Le réchauffement climatique pousse les Parisiens à ajouter des systèmes de refroidissement sur des bâtiments qui n’ont pas été conçus pour. On parle alors de climatisation centralisée, greffée au bord des fenêtres des logements par exemple. Les climatiseurs les plus visibles sont ceux des petits commerces, installés sur la rue ou dans les cours d’immeubles. Quant aux logements, ils sont encore dans l’ensemble « peu climatisés », mais la tendance est à la hausse, dresse le rapport. Pour les logements de dernier étage, sous les toits, il est vraisemblable que nombre de ces installations se fassent de façon informelle sans demande d’autorisation d’urbanisme auprès de la direction de l’urbanisme de la Ville de Paris ni même des copropriétés ».

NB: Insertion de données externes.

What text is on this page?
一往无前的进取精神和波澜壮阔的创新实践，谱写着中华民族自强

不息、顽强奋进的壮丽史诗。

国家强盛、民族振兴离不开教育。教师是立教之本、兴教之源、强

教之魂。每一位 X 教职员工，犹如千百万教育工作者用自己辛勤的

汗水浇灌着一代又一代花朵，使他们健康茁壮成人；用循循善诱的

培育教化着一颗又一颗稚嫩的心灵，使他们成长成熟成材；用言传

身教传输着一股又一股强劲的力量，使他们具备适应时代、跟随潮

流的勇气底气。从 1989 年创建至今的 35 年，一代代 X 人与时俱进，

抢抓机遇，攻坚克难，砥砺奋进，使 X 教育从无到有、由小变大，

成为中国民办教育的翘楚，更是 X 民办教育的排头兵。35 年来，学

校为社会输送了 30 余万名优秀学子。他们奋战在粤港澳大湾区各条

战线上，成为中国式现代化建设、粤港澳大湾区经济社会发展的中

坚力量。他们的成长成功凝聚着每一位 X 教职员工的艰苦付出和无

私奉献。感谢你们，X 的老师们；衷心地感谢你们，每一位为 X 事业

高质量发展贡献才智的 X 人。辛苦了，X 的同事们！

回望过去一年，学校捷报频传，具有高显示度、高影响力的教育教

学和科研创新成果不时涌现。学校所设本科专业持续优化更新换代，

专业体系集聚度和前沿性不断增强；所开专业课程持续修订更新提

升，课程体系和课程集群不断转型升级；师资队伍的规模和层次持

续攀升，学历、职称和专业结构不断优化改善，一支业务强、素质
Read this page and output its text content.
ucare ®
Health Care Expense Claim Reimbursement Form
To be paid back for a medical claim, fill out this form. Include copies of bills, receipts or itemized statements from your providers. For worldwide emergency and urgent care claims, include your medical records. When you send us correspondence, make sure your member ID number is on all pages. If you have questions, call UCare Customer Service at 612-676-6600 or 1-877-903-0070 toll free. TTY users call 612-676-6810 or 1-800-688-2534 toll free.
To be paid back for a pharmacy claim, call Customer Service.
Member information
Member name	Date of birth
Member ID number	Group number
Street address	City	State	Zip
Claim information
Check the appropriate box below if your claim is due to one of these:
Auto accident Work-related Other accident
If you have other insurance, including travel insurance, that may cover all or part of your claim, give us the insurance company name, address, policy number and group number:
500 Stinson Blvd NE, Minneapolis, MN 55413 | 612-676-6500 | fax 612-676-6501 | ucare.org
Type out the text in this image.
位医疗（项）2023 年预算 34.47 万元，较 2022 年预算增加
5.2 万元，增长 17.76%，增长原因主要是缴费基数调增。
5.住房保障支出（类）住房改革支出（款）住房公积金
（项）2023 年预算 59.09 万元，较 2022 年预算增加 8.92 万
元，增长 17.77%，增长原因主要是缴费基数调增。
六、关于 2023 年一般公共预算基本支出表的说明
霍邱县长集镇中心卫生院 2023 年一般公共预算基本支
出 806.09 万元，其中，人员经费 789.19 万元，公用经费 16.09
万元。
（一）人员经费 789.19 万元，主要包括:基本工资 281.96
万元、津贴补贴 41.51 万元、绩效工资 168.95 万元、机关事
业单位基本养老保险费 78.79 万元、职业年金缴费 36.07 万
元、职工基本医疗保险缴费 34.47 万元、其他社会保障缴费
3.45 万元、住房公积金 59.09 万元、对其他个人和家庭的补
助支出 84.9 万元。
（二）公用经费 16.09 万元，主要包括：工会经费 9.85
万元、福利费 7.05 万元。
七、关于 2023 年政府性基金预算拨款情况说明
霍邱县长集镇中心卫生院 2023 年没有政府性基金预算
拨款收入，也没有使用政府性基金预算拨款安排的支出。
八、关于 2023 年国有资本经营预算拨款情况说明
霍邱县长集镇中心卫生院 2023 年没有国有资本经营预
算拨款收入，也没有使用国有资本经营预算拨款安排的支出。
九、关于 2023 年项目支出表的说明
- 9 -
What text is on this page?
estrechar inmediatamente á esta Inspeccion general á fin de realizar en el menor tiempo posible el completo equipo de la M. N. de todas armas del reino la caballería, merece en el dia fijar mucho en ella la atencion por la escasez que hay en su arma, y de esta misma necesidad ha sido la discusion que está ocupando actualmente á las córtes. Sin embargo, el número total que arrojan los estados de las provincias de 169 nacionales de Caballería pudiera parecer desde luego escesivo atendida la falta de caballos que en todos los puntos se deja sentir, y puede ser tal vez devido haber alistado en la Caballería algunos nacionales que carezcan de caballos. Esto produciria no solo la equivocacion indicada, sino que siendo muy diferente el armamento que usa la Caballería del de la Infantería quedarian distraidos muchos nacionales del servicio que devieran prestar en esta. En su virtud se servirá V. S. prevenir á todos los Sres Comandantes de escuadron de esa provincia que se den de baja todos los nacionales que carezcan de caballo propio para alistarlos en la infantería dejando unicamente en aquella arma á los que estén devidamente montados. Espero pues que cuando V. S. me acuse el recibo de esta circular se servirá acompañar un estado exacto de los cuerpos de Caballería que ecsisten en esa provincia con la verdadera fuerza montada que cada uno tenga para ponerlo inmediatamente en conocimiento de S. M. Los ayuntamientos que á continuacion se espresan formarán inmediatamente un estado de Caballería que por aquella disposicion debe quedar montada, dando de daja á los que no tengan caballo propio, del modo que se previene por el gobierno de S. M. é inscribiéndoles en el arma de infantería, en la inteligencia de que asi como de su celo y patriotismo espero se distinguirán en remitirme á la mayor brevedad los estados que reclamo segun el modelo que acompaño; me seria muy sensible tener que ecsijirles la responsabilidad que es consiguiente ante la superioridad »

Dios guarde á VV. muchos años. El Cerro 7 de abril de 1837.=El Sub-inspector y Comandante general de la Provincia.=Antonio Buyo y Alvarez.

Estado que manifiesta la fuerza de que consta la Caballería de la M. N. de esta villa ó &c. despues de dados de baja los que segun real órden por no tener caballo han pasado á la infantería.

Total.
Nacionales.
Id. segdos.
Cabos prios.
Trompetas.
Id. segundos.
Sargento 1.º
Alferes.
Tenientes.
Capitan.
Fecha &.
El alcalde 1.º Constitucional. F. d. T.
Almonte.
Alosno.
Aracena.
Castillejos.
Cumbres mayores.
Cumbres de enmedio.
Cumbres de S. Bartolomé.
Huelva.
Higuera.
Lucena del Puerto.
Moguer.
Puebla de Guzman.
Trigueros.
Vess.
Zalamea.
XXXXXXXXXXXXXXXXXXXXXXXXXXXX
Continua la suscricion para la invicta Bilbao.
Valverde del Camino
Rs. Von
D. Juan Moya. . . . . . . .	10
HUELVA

Les effets pervers de la climatisation

Or, la « clim » a plusieurs effets pervers : consommation d’électricité, renforcement de l’effet de serre avec la perte de fluides frigorigènes (de puissants gaz à effet de serre), nuisances liées aux bruits de moteurs – les plaintes concernant les nuisances sonores et olfactives explosent d’ailleurs lors des périodes de forte chaleur –, et enfin, émission de chaleur à l’extérieur des bâtiments. Les installations individuelles sont celles qui cumulent le plus d’inconvénients : plus visibles, et moins efficaces, elles rejettent de l’air chaud directement dans la rue lorsqu’elles ont en rez-de-chaussée.

Des rejets particulièrement complexes à évacuer dans des villes denses, dont la configuration ressemble à un piège de chaleur. « Dans une rue où il ferait 30 °C, un climatiseur d’un local à rez-de-chaussée peut rejeter de l’air à 50 °C voire plus », indique l’étude. Double peine pour les piétons, mais aussi les habitants des étages supérieurs qui ne peuvent plus ventiler leurs logements.

Dans sa modélisation des rejets de chaleur à Paris, l’Apur identifie des secteurs clés, liés notamment aux grands pôles tertiaires : quartier central des affaires entre Porte Maillot et le Louvre, Montparnasse, Balard, Gare de l’Est, porte des Lilas…

L'Apur a cartographié les rejets de chaleur liés à l'usage de la climatisation à Paris.
L’Apur a cartographié les rejets de chaleur liés à l’usage de la climatisation à Paris. (© Apur – 2024)

Dans les quartiers desservis par le réseau de froid urbain parisien, les rejets de chaleur tendent à s’effacer. « C’est en particulier notable dans le secteur de l’avenue de France [Paris 13e, ndlr] qui ressort peu sur la carte alors que la densité de bureaux y est très forte », note l’Apur.

Pour éviter de voir un climatiseur greffé à chaque fenêtre de Paris, comme c’est le cas dans d’autres capitales mondiales, l’Apur préconise d’aménager au mieux les bâtiments (installation de volets, préservation des cours et cheminées pour une meilleure ventilation…). Quand elle est inévitable, la climatisation doit être au maximum « décentralisée », c’est-à-dire raccordée au réseau de froid de la Ville de Paris.